When Sam finished speaking, Mary Lou said to him, “Do you have to?”
“He’s the closest thing I ever had to a brother. It’s not that Freddie’s my cousin — he’s my friend. How many friends do you have in a lifetime?”
But more than that, Sam sensed the illness of a man close to the breaking point, and when he greeted Freddie in the hotel room in New York, he felt that his apprehensions had been fully justified. Unshaven, always very thin and even thinner now, his eyes bloodshot, his hand shaking as a result of two ashtrays filled with half-smoked butts of cigarettes, Freddie was a man distraught.

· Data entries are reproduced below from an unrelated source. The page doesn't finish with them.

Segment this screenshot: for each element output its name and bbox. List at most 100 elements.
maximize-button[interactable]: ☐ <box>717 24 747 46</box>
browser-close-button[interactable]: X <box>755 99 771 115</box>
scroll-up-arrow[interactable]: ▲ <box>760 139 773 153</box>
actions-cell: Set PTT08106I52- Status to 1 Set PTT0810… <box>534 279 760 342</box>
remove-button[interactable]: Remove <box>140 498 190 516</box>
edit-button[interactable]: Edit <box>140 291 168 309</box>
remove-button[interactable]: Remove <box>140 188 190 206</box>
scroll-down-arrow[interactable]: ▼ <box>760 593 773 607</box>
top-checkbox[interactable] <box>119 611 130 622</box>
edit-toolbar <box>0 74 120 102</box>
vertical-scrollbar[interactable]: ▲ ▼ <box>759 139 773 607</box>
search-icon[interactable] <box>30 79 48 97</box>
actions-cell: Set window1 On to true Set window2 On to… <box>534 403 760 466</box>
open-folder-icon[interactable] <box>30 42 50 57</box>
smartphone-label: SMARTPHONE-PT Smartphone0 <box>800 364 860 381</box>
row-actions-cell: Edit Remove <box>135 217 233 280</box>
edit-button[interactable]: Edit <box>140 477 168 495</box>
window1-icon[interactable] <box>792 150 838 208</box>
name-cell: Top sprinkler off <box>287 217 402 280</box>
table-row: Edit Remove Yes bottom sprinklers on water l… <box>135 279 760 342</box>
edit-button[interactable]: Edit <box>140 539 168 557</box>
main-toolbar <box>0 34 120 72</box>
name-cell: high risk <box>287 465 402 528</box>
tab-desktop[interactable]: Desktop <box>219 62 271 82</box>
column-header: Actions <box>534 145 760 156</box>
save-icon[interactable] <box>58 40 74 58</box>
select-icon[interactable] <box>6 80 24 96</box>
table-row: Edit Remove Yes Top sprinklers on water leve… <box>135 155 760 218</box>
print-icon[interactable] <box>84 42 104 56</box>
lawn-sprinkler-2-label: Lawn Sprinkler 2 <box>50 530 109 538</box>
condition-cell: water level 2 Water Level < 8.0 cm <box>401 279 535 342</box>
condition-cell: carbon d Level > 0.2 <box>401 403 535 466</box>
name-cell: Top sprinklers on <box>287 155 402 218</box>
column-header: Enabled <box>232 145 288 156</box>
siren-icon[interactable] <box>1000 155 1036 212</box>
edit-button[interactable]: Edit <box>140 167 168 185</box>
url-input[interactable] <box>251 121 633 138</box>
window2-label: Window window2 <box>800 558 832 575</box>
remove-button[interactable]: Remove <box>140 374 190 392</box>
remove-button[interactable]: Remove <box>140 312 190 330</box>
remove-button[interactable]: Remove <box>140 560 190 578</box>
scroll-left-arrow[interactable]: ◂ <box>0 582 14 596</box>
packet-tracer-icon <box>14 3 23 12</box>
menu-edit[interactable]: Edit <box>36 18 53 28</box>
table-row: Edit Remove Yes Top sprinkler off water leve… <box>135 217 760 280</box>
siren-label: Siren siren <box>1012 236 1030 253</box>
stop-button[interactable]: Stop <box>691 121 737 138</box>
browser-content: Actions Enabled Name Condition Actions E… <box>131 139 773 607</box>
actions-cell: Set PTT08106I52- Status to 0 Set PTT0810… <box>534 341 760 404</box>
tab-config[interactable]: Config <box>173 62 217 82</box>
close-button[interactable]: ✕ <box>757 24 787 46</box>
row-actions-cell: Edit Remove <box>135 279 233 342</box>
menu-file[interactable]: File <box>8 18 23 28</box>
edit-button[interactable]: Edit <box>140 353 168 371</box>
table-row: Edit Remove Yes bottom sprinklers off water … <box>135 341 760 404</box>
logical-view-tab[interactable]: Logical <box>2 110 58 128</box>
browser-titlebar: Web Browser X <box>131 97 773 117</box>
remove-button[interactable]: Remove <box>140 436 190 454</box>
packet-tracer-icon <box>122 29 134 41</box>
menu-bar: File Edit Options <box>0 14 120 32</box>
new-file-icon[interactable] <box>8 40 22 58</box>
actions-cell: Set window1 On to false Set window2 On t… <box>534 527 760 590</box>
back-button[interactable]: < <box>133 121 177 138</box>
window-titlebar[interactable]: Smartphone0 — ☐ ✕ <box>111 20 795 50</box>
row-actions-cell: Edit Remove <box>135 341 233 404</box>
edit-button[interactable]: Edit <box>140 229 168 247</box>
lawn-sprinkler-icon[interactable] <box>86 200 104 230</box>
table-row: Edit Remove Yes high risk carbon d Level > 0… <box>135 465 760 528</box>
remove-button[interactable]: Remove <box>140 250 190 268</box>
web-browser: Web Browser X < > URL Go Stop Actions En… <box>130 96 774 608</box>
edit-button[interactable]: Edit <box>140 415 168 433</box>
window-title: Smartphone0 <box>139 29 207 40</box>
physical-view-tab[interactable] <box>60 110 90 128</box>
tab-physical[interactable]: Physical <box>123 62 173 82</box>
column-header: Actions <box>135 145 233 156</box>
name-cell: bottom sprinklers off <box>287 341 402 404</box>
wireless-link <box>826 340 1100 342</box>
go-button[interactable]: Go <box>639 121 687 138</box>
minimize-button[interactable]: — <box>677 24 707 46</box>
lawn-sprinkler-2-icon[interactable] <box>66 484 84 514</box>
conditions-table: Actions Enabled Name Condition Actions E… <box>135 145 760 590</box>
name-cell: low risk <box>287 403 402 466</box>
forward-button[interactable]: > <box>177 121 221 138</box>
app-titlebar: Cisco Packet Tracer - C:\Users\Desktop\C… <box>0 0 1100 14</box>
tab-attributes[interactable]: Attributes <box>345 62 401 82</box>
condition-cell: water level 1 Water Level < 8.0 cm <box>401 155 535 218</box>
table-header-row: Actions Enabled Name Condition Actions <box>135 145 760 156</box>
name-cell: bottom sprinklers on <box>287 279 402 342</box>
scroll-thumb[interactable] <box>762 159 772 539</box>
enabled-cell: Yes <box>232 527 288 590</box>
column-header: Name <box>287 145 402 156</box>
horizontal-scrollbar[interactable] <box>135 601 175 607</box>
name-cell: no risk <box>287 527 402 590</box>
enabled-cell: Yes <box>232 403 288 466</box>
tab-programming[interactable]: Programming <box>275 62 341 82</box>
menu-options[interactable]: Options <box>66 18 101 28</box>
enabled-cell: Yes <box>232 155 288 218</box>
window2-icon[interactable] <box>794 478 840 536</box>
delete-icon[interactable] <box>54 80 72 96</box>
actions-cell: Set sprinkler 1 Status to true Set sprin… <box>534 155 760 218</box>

“Did you eat at all today?” Sam asked him.
“I don’t know. I’m not sure.”
“Suppose you shave and comb your hair, and then we’ll go down to the dining room and have dinner and talk about this.”
“I don’t know how to thank you,” Freddie said woefully.
“Don’t. I’m starved. Wait a minute — give me your hand.”
Freddie’s pulse was seventy-six. Sam touched his brow, which was not too warm, and then pushed him into the bathroom. When Freddie emerged, shaven, hair combed, he looked less like a man at the edge of death. Sam, somewhat heavier in build than Freddie, two inches taller, a face dominated by a strong, high-bridged nose, had always looked upon Freddie, with his flaxen hair and his long, narrow head, as the quintessential Anglo. As a kid, he had envied him both his appearance and his easy flirtation with girls; as a man, he continued to admire and envy Freddie’s wit, his bright intelligence, and the fact that most women were totally enchanted by him. Now, rejected, disposed of like an unwanted pet puppy, a new and vulnerable Freddie appeared. Sitting at the dinner table in the hotel dining room, he said hopelessly, “I don’t know what to do with my life, Sam. I don’t know what to do with it anymore.”
“What do you want to do?”
“I’ve been thinking, brooding over that for hours, waiting for you — I swear, if I didn’t know you were coming, I don’t know what I would have done. I’ve finally painted myself into a corner, Sammy. The thought of going to France now, alone — it’s senseless. It chills me, like locking myself into a cell for two years. What’s the use of kidding myself? The only life I ever had that made sense is in Napa, and I can’t go back there. And if I can’t go back —” He shrugged.